Aslında çocuğunun hayatında olan biten pek çok şeyi denetlemenin, kontrol altında tutmanın ve/veya alacağı kararları ve doğuracağı sonuçları tamamen çocuğuna bırakmanın ergen için olduğu kadar ebeveyn için de zorlayıcı olduğunu söyleyebiliriz. Tüm kontrolü ele almak ebeveyn için kararları hızla gözden geçiren genci takip etmek adına yorucu olabilir. Aynı zamanda ergenlik dönemindeki genci kendi ayakları üzerinde durmaktan, deneyip yanılmaktan ve kendisi için doğru olanı keşfetmekten uzaklaştırabilir. Hali hazırda pek çok arayışı, sorusu olan gencin destek almaya ya da danışmaya ihtiyacı olduğunda ebeveynin tamamen geri çekilmesi, bir mesafe yaratıp ebeveyne ulaşmayı zorlaştırabilir. Oysa ebeveynler çocuğunun kendisine bağımlı olmasını da tökezlediğinde desteksiz kalmasını da istemez. Ne siyah ne beyaz, gri alanda dolaşmak, hem yardım istemeye fırsat verip hem de bazı zorlayıcı yaşam olaylarının, problemlerin altından kalkabildiğini, önemli kararları alabildiğini görmek bir ebeveyn için de önemli bir deneyim olacaktır.

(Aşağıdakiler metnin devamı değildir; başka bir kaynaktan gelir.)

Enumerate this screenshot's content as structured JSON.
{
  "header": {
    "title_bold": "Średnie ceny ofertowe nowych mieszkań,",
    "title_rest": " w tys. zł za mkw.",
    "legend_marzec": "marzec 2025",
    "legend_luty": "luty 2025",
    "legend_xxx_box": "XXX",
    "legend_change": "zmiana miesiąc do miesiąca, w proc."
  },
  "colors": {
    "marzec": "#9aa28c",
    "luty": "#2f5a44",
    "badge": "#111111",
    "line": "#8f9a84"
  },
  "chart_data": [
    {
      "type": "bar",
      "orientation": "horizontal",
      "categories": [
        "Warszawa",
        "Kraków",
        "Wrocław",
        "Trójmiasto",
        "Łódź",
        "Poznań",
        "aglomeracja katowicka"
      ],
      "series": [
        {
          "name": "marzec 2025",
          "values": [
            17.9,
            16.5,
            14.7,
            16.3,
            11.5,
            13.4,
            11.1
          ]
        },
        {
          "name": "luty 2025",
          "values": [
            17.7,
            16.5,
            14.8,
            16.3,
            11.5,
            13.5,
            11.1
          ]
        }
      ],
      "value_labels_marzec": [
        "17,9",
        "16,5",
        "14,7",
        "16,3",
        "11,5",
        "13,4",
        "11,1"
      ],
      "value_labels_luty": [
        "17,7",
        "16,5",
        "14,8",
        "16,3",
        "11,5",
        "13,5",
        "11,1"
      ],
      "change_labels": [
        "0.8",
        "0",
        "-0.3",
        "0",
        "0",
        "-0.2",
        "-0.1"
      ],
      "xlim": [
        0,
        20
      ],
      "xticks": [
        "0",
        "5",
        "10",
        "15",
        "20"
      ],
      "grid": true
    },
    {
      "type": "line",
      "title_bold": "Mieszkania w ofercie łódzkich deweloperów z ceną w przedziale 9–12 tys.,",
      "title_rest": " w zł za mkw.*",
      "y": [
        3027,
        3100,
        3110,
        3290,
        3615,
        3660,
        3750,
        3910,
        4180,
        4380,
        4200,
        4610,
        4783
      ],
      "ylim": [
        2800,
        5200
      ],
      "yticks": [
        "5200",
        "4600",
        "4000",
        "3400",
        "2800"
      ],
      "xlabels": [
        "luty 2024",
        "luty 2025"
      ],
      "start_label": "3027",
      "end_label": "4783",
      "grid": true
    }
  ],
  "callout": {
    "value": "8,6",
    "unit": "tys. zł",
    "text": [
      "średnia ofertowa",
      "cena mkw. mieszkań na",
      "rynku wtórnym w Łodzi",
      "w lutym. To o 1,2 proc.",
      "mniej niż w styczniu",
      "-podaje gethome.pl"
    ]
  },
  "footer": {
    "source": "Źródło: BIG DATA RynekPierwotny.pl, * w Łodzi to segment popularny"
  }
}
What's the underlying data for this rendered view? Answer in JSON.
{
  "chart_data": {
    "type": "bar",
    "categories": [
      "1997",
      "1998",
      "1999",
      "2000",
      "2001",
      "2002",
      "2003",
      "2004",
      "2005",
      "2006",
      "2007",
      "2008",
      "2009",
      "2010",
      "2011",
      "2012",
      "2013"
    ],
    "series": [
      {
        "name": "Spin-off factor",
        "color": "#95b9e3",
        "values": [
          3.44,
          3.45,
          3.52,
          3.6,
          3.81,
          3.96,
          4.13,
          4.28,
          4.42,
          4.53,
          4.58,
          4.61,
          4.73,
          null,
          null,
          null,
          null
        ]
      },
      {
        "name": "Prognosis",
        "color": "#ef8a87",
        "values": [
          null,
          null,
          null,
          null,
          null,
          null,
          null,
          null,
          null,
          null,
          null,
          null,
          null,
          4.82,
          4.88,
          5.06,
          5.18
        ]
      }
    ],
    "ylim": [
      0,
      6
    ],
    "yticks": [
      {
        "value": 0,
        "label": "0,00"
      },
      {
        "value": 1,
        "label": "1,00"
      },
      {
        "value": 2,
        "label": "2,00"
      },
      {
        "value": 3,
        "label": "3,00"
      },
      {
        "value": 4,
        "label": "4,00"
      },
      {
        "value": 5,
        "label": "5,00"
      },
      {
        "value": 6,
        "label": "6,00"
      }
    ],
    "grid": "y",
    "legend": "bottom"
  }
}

Yani üniversite tercihi anına gelindiğinde “Bu senin yolun, senin kararın. Biz seni destekliyor olacağız, eğer yardıma, fikir almaya ihtiyacın olursa ben buralardayım” diyebilir.
Ergenlikte çatışmalar, sürpriz sınavlar gibi ortaya çıkabilir ancak önemli olan o zamanların nasıl yönetildiğidir. Bu zamanı yönetmenin yolu “ne demek istiyor?”, “neye ihtiyacı var?” sorularına yanıt aramakla başlayabilir. Ergenin “bana ne yapacağımı söyleme!” cümlesi aslında “ne yapacağıma karar vermeye çalışıyorum ama şu sıralar karar vermek için daha fazla zamana ihtiyacım var” olabilir. Bu durumda belki biraz daha düşünmek için zamana ve düşünebileceği alana ihtiyaç duyuyor olabilir. Ebeveynin bu küçük tercüme ile ihtiyacı görmesi çözümü getirebilir. Yönlendirmeden bunu konuşabilir “Sen ne yapmayı düşünüyorsun, bununla ilgili aklında ne var?” ile başlayan ağırlıklı olarak kendini, düşüncelerini ifade etmesine imkân tanımak, kendini ifade eden ergene de, çocuğu adına karar verme durumunda kalmayan ebeveyne de iyi gelebilir.
Bir ebeveynin “Biz nasıl davranacağımızı tam çözdüğümüzde kızımın ergenlik dönemi bitmişti” dediğini hatırlıyorum. Ergenlik, içinde olan gencin zamanın akışı ile birlikte pek çok önemli karar verdiği, pek çok duyguyu yoğun şekilde yaşadığı ve ebeveynlerin bu kararların, yoğun duyguların sonuçları ile ne yapacaklarını anlamaya çalıştıkları yıllar bütünü. Sağlıklı iletişim kapılarını açıp yelkenleri rüzgara göre ayarlamak, geminin zaman zaman fırtınalara yakalansa da kıyıya sağ salim ulaşmasını sağlayacaktır.